Artist Annie Green’s website quotes Pablo Picasso’s view that “creating is just another way of keeping a diary.”
But for Annie, it’s much more than that. Creating is how she remembers, how she copes with a fragile memory from a horrific car accident as a freshman. As she tells visitors to her website, “I can only express my thoughts, my hopes, and my dreams through art.’
Annie was driving home to Beaumont, TX, at the end of her freshman year in 1985, when her Suburban rolled and the psychology major who had pledged a sorority was thrown from the vehicle. An emergency room doctor called her parents and told them to hurry because he couldn’t promise she’d still be alive when they arrived.
“It was miraculous,” says her mother, Margaret Green. “The vehicle landed on her head and they thought she was dead. And then a passerby stopped and happened to have the equipment to pull the van off. Now she has a self-taught career. She has taught school and helped innumerable children.”
Annie started to keep a journal and prayer journal — “as a need to organize my thoughts, to work as a memory board, and to give me peace,” she says. “I started to sketch in my journals and people started asking for copies. And then I opened a shop on Etsy and people started buying my art.
To this day, Annie has problems remembering the year she graduated and the names of people who helped her recover, but she has no problem remembering what the Baylor Family did for her.
“It’s more than just a good school,” she says. “It’s a family that reaches out to help you.

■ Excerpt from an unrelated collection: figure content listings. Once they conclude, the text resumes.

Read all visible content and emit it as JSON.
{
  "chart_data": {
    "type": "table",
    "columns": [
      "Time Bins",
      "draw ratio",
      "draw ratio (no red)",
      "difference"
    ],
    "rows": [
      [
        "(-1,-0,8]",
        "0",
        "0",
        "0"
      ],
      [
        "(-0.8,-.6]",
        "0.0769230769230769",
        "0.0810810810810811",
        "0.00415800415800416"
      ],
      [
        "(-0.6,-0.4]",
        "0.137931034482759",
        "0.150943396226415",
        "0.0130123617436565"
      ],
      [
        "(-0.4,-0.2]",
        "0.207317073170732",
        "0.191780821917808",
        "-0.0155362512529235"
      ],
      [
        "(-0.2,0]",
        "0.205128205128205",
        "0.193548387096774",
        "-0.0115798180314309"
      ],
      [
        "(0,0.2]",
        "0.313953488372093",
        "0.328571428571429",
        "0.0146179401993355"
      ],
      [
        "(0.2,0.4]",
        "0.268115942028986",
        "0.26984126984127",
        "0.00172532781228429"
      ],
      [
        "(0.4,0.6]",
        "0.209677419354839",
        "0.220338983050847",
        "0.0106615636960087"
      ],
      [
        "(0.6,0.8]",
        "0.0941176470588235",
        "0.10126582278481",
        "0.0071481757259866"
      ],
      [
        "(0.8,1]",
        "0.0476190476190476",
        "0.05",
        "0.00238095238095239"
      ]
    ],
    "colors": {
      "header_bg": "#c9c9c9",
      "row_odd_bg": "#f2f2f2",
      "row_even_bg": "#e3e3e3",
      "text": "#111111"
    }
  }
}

If not for Baylor helping me after my injury, I’m not sure where I’d be today.”
“It was miraculous,” says her father Edward Green. “First, that she survived — it’s a tribute to some fine physicians. She came back from the dead and we had no idea what to expect, whether she’d ever be able to live independently. When we took her back to Baylor, they greeted us with open arms, made accommodations, and integrated her back into the Christian community with a lot of help and a lot of prayers.”
“I didn’t even know I was hurt,” she says, adding that she gradually increased her hours and took classes during the summer so that she could walk across the stage at graduation in 1989, a walk that she says “felt surreal..it felt like a miracle. I was so proud.”
Annie sold some her artwork last year to ABC and Disney, which is using the pieces to decorate their TV sets (though she’s not allowed to say which shows).
As she looks back, Annie knows that God has played a huge role in her recovery.
“I went to college with a strong faith, but my Baylor education amplified my faith in God and turned it into an everyday part of my life,” she says. “I have a poor memory to this day, but I’ve made my faith a habit and turned prayer into a habit. My faith in God and Jesus gets me through each day. Practice makes perfect, and Baylor built the basis for that practice.
“What I’ve learned is that when you fall down, what lies ahead is a brighter path. The sun will rise. It’s very important to know that God works through each of us to help each other.”